Japan Trains Eye on Mongolian Rare Earths after Spat with China

tradenews Last month's unofficial Chinese ban on rare earth shipments to Japan following a row over the detention of a Chinese trawler captain has alerted Japan to scramble for the critical minerals elsewhere. Last week both Japan and Mongolia, a prospective rare earth belt, have decided to conduct test drilling on potential sites in Mongolia in a bid to make the country a major sourcing destination for rare earths for Japan.

Rare earths comprising of 17 minerals are widely used in rechargeable batteries for electric and hybrid cars, advanced ceramics, magnets for cars, computers, DVD players, wind turbines, catalysts in cars and oil refineries, TVs, lasers, fibre optics, superconductors and space science.

While the US reduced mining for rare earth minerals in late 1970's owing to stringent disposal laws, China initiated mining projects at that point as it sat on one-third of world's rare minerals. As a result, China today supplies about 97 percent of the world's rare earth elements, and currently supplies about 96 percent of Japan's needs.

Although China claimed that it did not ban the exports of rare earth to Japan, the leading Japanese car manufacturers informed there were undue delays in shipments getting released from the Chinese ports. The Sino-Nipponese relations strained after the detention of a Chinese trawler captain whose boat collided with two Japan Coast Guard vessels off the disputed Senkaku Islands on Sep 7.

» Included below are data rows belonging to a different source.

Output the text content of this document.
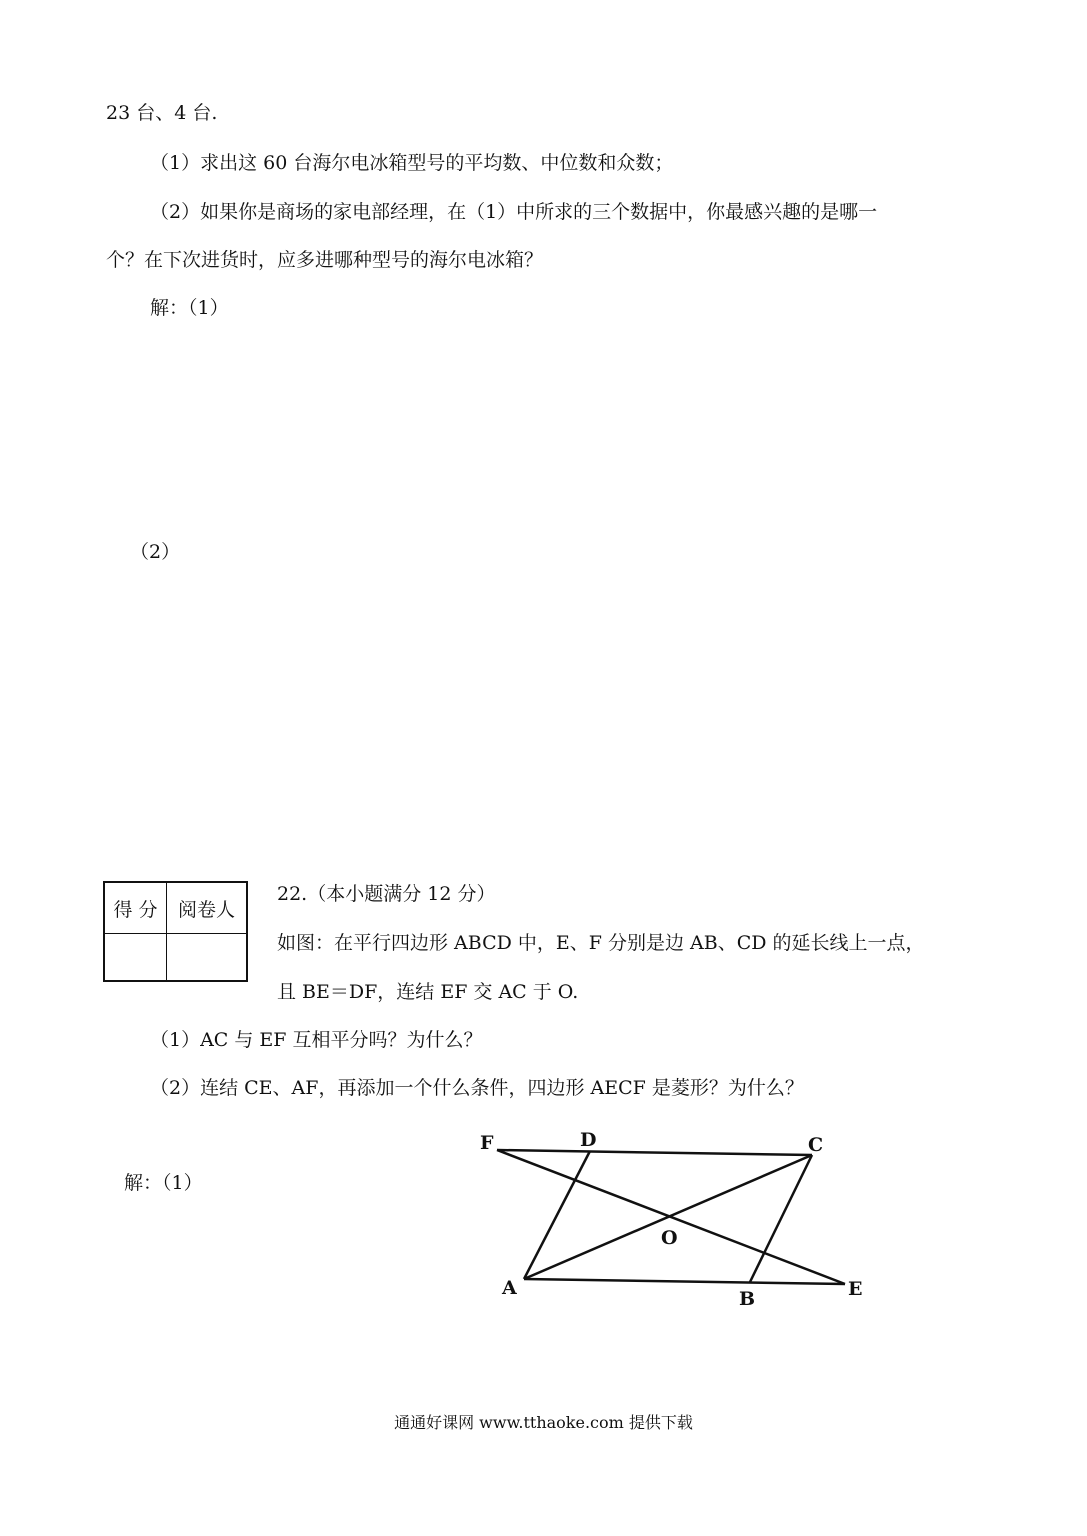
23 台、4 台.
（1）求出这 60 台海尔电冰箱型号的平均数、中位数和众数；
（2）如果你是商场的家电部经理，在（1）中所求的三个数据中，你最感兴趣的是哪一
个？在下次进货时，应多进哪种型号的海尔电冰箱？
解：（1）
（2）
得 分	阅卷人

22.（本小题满分 12 分）
如图：在平行四边形 ABCD 中，E、F 分别是边 AB、CD 的延长线上一点，
且 BE＝DF，连结 EF 交 AC 于 O.
（1）AC 与 EF 互相平分吗？为什么？
（2）连结 CE、AF，再添加一个什么条件，四边形 AECF 是菱形？为什么？
解：（1）
F	D	C
O
A	B	E
通通好课网 www.tthaoke.com 提供下载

While Mongolian Prime Minister Sukhbaatar Batbold visited Tokyo last week, Prime Minister of Japan Naoto Kan said "Development of mine resources in resource-rich Mongolia will benefit both countries." According to Japanese government sources, the country is engaged in various programs to counter import of rare minerals from a principal single source. Besides Mongolian venture, assistance to rare earth mining projects in Kazakhstan, Vietnam and other countries are considered; and providing subsidies for the development of a new technology to reduce the use of rare earth elements in manufacturing.